Ce jeudi 21 avril, au cours d’un CSE Central extraordinaire, la Présidente a présenté un grand projet d’évolution de France Bleu dont l’intitulé fait frissonner : « renforcer le local avec l’appui du territoire et renforcer sa présence sur le numérique ». 

Nous imaginions bien que le rapport ISAST, imposé par les CSE de région via la justice, pouvait servir de marchepied à une réorganisation profonde du réseau, l’audit du cabinet Colombus aura permis d’en poser les bases. Ce projet en est l’expression. 

En amorce du document, les séduisants objectifs (climat de confiance, proximité, donner du sens…) laissent à penser que la suite du projet prendra soin de tout mettre en œuvre pour ne surtout pas les atteindre. 

Les plus grandes transformations portent sur la gouvernance. Après les 7 Directeur.trice.s Régionaux, puis les 4 Directeur.trice.s Territoriaux, bonjour les 6 Territoires. Constitués d’un DT (Directeur.trice Territorial.e), d’un DRHG (Délégué.e Ressources Humaines et Gestion), d’un RRH (Responsable Ressources Humaines) et d’un Chargé.e de com. 

Bilan net : création de 2 postes de DT et 6 postes de RRH. Et nous découvrons donc que le réseau peut s’offrir le luxe de 8 postes supplémentaires de hauts cadres. A cela, ajoutons les postes créés dans le web et nous arrivons à 20 emplois supplémentaires, à moyens constants, financés par redéploiement. Quels postes seront sacrifiés pour atteindre cet objectif ? La question est brûlante. Embryon de réponse de la Présidente : « une locale fonctionne à 5 techniciens »

Une décentralisation dans l’esprit de la mission de proximité de France Bleu. Un minimum de cohérence aurait dû imposer d’y faire correspondre l’organisation sociale en renonçant au CSE unique Bleu. La logique est donc de décider en local mais de discuter avec les représentants des salarié.e .s à Paris. A Radio France, on décentralise tout sauf le dialogue social.  

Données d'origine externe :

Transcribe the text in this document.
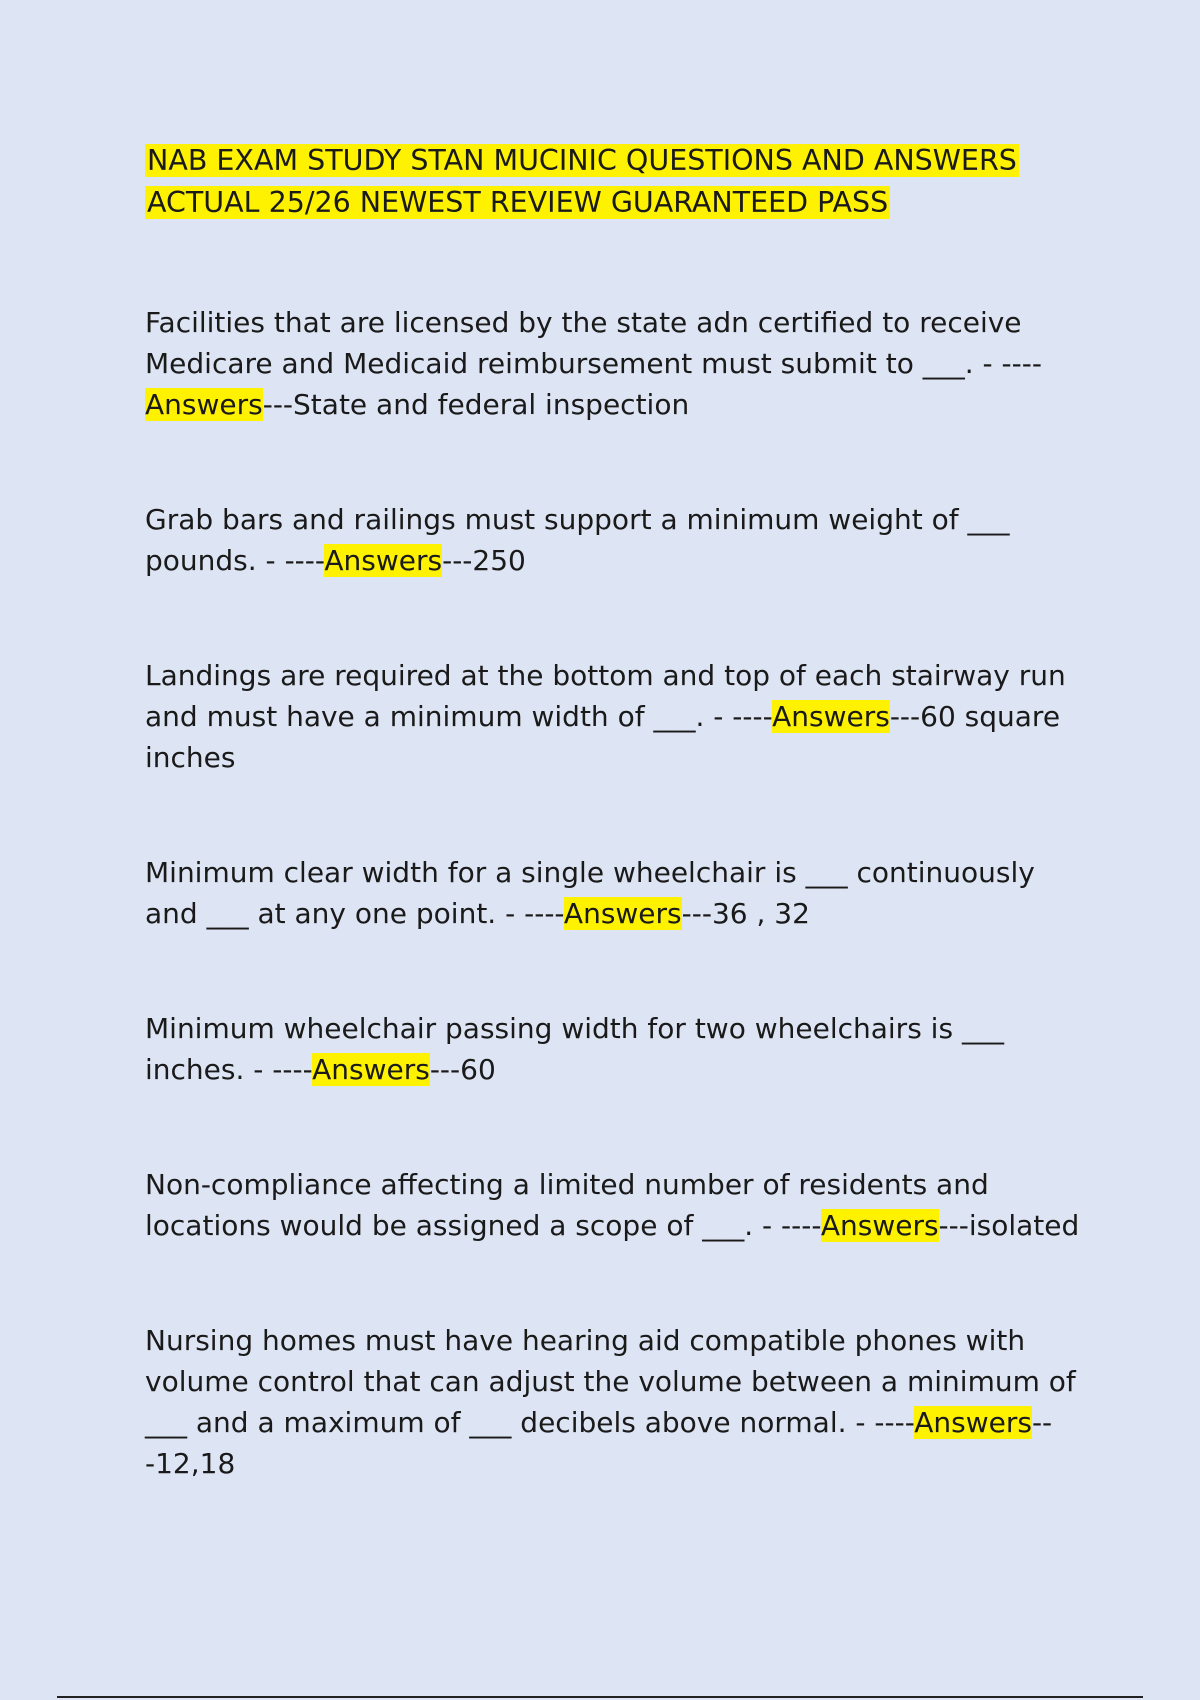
NAB EXAM STUDY STAN MUCINIC QUESTIONS AND ANSWERS
ACTUAL 25/26 NEWEST REVIEW GUARANTEED PASS

Facilities that are licensed by the state adn certified to receive Medicare and Medicaid reimbursement must submit to ___. - ----Answers---State and federal inspection

Grab bars and railings must support a minimum weight of ___ pounds. - ----Answers---250

Landings are required at the bottom and top of each stairway run and must have a minimum width of ___. - ----Answers---60 square inches

Minimum clear width for a single wheelchair is ___ continuously and ___ at any one point. - ----Answers---36 , 32

Minimum wheelchair passing width for two wheelchairs is ___ inches. - ----Answers---60

Non-compliance affecting a limited number of residents and locations would be assigned a scope of ___. - ----Answers---isolated

Nursing homes must have hearing aid compatible phones with volume control that can adjust the volume between a minimum of ___ and a maximum of ___ decibels above normal. - ----Answers---12,18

Le projet développe aussi les tendances actuelles : renforcement du web avec, là aussi, une réorganisation structurelle grâce à l’inflation des postes de cadre, transformation des Atelier de création de France Bleu en studios de production de Podcasts… De gros chantiers sont aussi ouverts dans ce projet dont nous n’avons pas le détail et nous ne pouvons pas mesurer les conséquences. Il concerne la RH, avec les suivis de carrière et la formation, le bâtiment (des cloisons dans les open-space, quel progrès !) et les outils (diffusion, sharepoint et Teams). 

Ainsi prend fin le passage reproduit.